Among all the major content management systems, Drupal is noted for having an especially robust native capability for determining which categories of site users can view and potentially modify the nodes (instances of particular content types), blocks, pages, and other components of that site. It does so by requiring user authentication through a login mechanism, the assignment of users to roles, and the assignment of permissions to those roles.
This strategy works well for most requirements, but in some cases you need to restrict access to a site as a whole without relying on standard user authentication. For instance, imagine that you have crafted a new Drupal site that was uploaded to a remote server so that it could be examined by the project stakeholders, but the site has yet to be launched. You and the stakeholders want to be able to test all of the site's pages as an anonymous Internet visitor, but you do not want anyone else to stumble upon the site (inadvertently or as the result of someone leaking the site URL or name) and thus see the site before it goes live.
Fortunately, it is possible to restrict visitor access based on the person's IP address or authentication credentials that are completely separate from the normal Drupal user accounts. In this article, I will explore how this can be accomplished using several Drupal contributed modules.
Blocking the Knowns
Before getting into the details of how to block all unknown visitors except those team members who need to view the site in progress, I will first review the basics of how Drupal can block a set of IP addresses, either in the case where one or more of them are known or in the case where their behavior makes them dynamically "known" as bad actors. Drupal has a built-in mechanism for storing and utilizing IP addresses that should be disallowed from accessing the site, using the database table
blocked_ips. For instance, if you add a new entry in the
ip column of that table with the value 127.0.0.1 (which in most development environments is the address of your own local web server), then when you try to visit any of your locally-hosted sites, you should receive the error message "Sorry, 127.0.0.1 has been banned." Such IP addresses can be added or removed manually using any appropriate database editing tool or within the website itself at
Typically that table is used by Drupal only to record and subsequently block IP addresses that attempt to login too many times too rapidly (by default, 50 failed attempts within one hour), as that invariably indicates that someone is trying to brute force their way into the system by using all permutations of usernames and passwords until one such pair works.
Most administrators who want to browse and possibly modify the parameters that control this process can utilize the Flood Control module, which allows you to change the default values for failed login attempts by IP address and username, as well as contact form submissions.
That module handles the core contact form, but not custom forms. To handle those, consider using the Form Block IP (FBIp) module.
Blocking the Unknowns
Generally you have two strategies, each with advantages and disadvantages, for limiting site visitors to a vetted individual or group: by IP address or by login authentication. The latter approach allows the stakeholder to easily make the site available to more people, simply by sharing the login credentials with them, with no need to find out and report their IP addresses to the developer. However, that also has the downside that anyone who learns those credentials, either accidentally or intentionally, now has that access until the credentials are changed. Furthermore, how would you discover that an attacker had learned of those credentials and is using them, short of the site being defaced (at which point it may be too late)? The IP address approach obviates that weakness as long as no hacker can spoof an address on the list. But any time one of the team members tries to access the site from a previously-unknown computer or unintentionally changes her address, then she will lose access to the site. Non-technical project managers might become unhappy if this occurs frequently enough, and you may become equally unhappy having to update the list every time it happens.

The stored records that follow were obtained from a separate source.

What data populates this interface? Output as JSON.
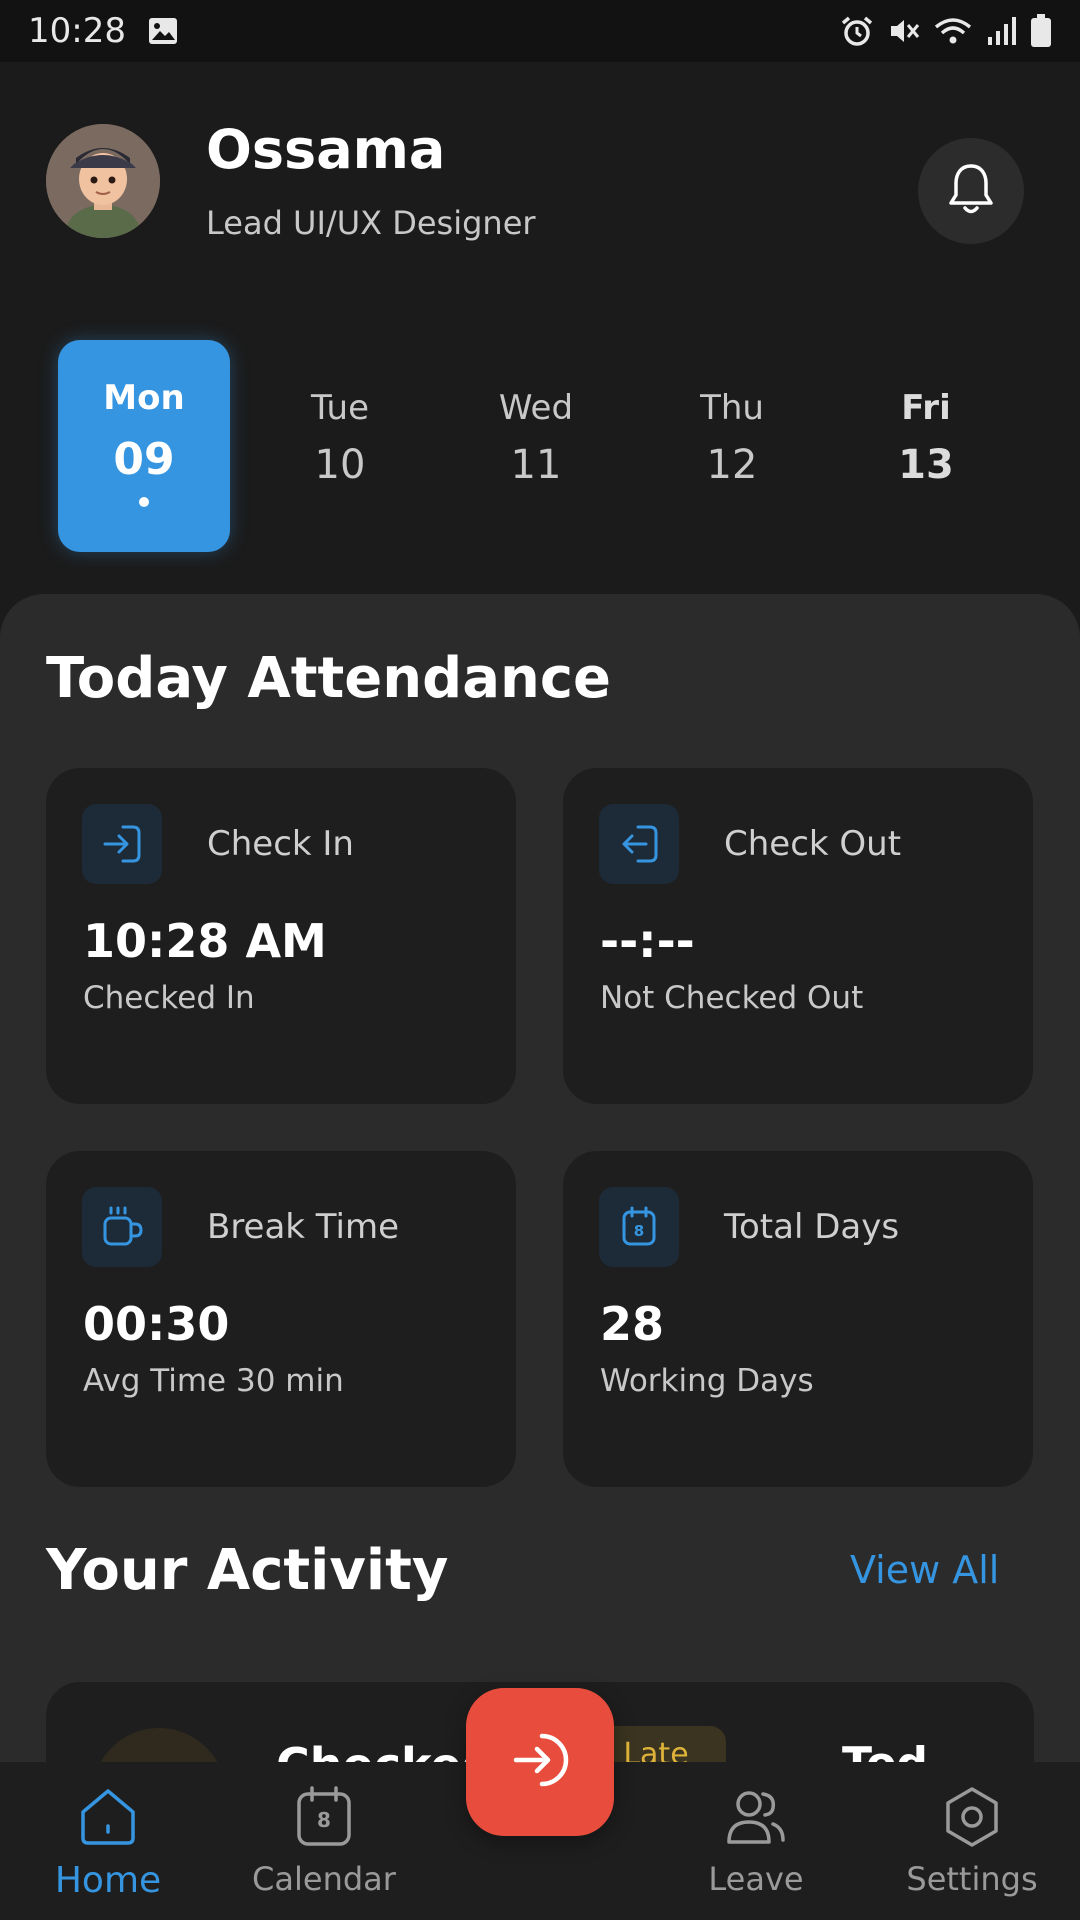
{
  "status_bar": {
    "time": "10:28",
    "icons": [
      "image-icon",
      "alarm-icon",
      "mute-icon",
      "wifi-icon",
      "signal-icon",
      "battery-icon"
    ]
  },
  "user": {
    "name": "Ossama",
    "role": "Lead UI/UX Designer"
  },
  "days": [
    {
      "name": "Mon",
      "num": "09",
      "active": true
    },
    {
      "name": "Tue",
      "num": "10"
    },
    {
      "name": "Wed",
      "num": "11"
    },
    {
      "name": "Thu",
      "num": "12"
    },
    {
      "name": "Fri",
      "num": "13"
    }
  ],
  "attendance": {
    "title": "Today Attendance",
    "cards": [
      {
        "label": "Check In",
        "value": "10:28 AM",
        "sub": "Checked In",
        "icon": "login-icon"
      },
      {
        "label": "Check Out",
        "value": "--:--",
        "sub": "Not Checked Out",
        "icon": "logout-icon"
      },
      {
        "label": "Break Time",
        "value": "00:30",
        "sub": "Avg Time 30 min",
        "icon": "coffee-cup-icon"
      },
      {
        "label": "Total Days",
        "value": "28",
        "sub": "Working Days",
        "icon": "calendar-icon"
      }
    ]
  },
  "activity": {
    "title": "Your Activity",
    "view_all": "View All",
    "item": {
      "title": "Checked",
      "badge": "Late",
      "time": "Tod"
    }
  },
  "nav": {
    "home": "Home",
    "calendar": "Calendar",
    "calendar_day": "8",
    "leave": "Leave",
    "settings": "Settings"
  },
  "colors": {
    "accent": "#3595e0",
    "fab": "#e74c3c",
    "background": "#1b1b1b",
    "panel": "#2b2b2b",
    "card": "#1e1e1e"
  }
}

To implement the IP address technique, probably the most commonly chosen module is Restrict IP, possibly because it offers more options than the alternative modules. The configuration page (at
admin/config/people/restrict_ip) allows you to add the addresses manually, disable restriction based on the roles of the user logged in, and disable it for certain pages; it has a couple of other nice features, as well.
By default, any visitor whose IP address is not in the white list will not be able to see the website; instead he will see only an "Access Denied" message.
Also by default, the module is not active until you enable the appropriate checkbox, to give you an opportunity to add at least your own IP address to the white list. Should you inadvertently activate the module without first entering your own address, you can regain access to your website by disabling the module from the command line, e.g., using Drush.
A few other contributed modules have similar functionality. Maintenance Exempt has a more limited scope than Restrict IP, in that you specify a list of IP addresses that do not see the message that the website is in maintenance mode and instead can access it normally.
Quite similar in functionality is the Skip-Maintenance-Mode-By-IP module, which has a nice additional feature that lets you add a description to each IP address. That would be the obvious place to put the name and email address of the team member who is currently using that address.
The second strategy for the administrators of a site to limit those Internet visitors who can see the actual site, is to set up some form of authentication that is completely separate from the native Drupal user authentication system. Apparently the only module that implements such functionality is the Cookie Lock module, whose configuration page (at
admin/config/development/cookielock) allows you to specify the username and password that all of the team members will need to access the site, assuming that their IP addresses have not been added to the textarea also found on that configuration page.
These modules and any others quite similar to them will arguably not be used on a long-term basis with any conceivable website, but when it comes time for a business or other type of organization to perform limited testing of their new website on a live server, these techniques should prove quite valuable.